Frequent Buildsystem outages

Over the last week we've seen a large increase in buildsystem outages.
Some for only a few minutes, some for a couple of hours.  Most of the
longer outages were due to us probing and testing new things.

There are a number of issues we're working on right now and while its not
totally clear if last weeks mass rebuild caused some of these issues to
come out of the woodwork, it did cause more load on the boxes in question.

We've been able to mitigate some of these issues to cause as little impact
on the environment as possible but without more hardware (which is on the
way) its likely we'll continue to have outages from time to time.

At its core we have 3 main issues that, at this time, seem unrelated but
all of which caused at least 1 outage last week.

1) load on the db and connections to the db cause other applications to
not work.  We've disabled search engines (robots.txt) and a few db heavy
selects to help mitigate this issue for now.

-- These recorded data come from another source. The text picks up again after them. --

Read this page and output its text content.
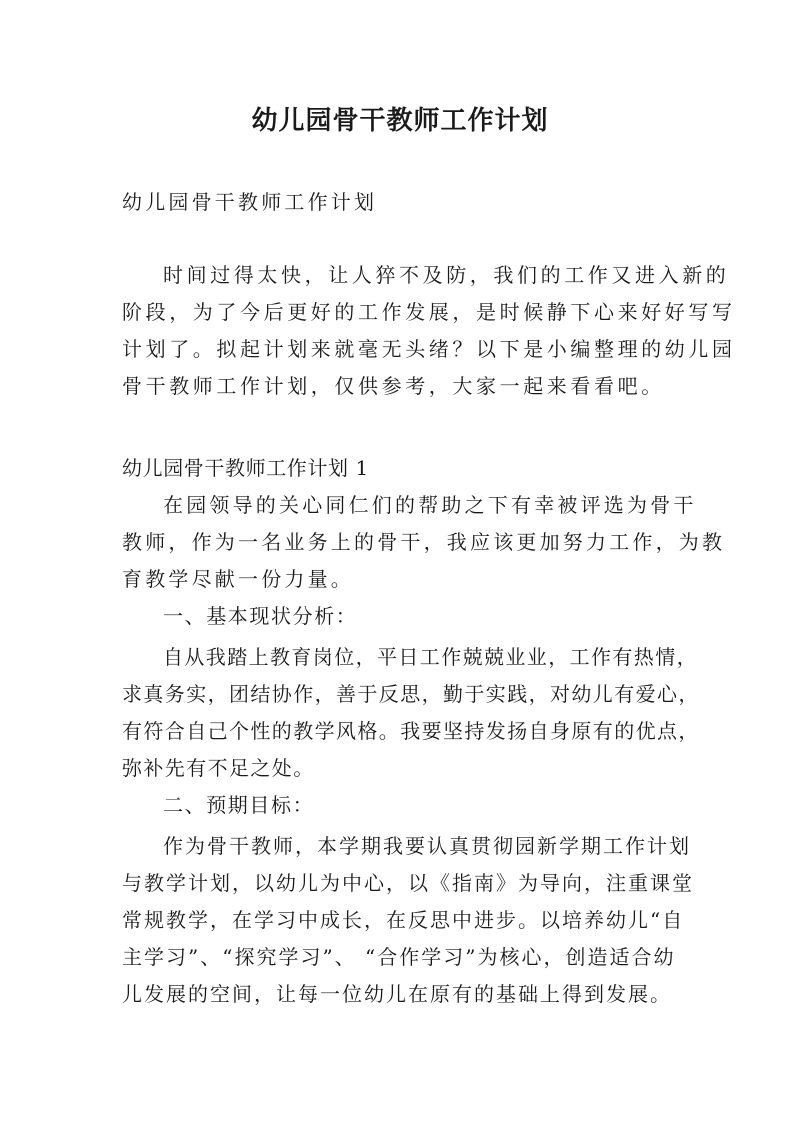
幼儿园骨干教师工作计划
幼儿园骨干教师工作计划
时间过得太快，让人猝不及防，我们的工作又进入新的
阶段，为了今后更好的工作发展，是时候静下心来好好写写
计划了。拟起计划来就毫无头绪？以下是小编整理的幼儿园
骨干教师工作计划，仅供参考，大家一起来看看吧。
幼儿园骨干教师工作计划 1
在园领导的关心同仁们的帮助之下有幸被评选为骨干
教师，作为一名业务上的骨干，我应该更加努力工作，为教
育教学尽献一份力量。
一、基本现状分析：
自从我踏上教育岗位，平日工作兢兢业业，工作有热情，
求真务实，团结协作，善于反思，勤于实践，对幼儿有爱心，
有符合自己个性的教学风格。我要坚持发扬自身原有的优点，
弥补先有不足之处。
二、预期目标：
作为骨干教师，本学期我要认真贯彻园新学期工作计划
与教学计划，以幼儿为中心，以《指南》为导向，注重课堂
常规教学，在学习中成长，在反思中进步。以培养幼儿“自
主学习”、“探究学习”、 “合作学习”为核心，创造适合幼
儿发展的空间，让每一位幼儿在原有的基础上得到发展。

2) Our NFS server has, on a couple of occasions, had lockd fail and leave
its port open.  This causes lockd to be unable to restart, specifying a
different port allows lockd to restart but because the kernel is unaware
of this new port, rpcinfo still reports the wrong port and clients can't
connect to it.  An update to nfs-utils was suggested and with this new
version we have yet to see this problem, its still a bit early but
hopefully this is also fixed.

3) Machine instability.  Unfortunately the physical machine running both
the nfs share and releng1 (where bodhi lies) reboots.  I've submitted a
bug with the kernel on this, unfortunately we just don't have much
information to go on:


We've got a logger on the console but have yet to capture anything.

As always we appreciate your understanding, we're working on it and hope
the instabilities will level out soon.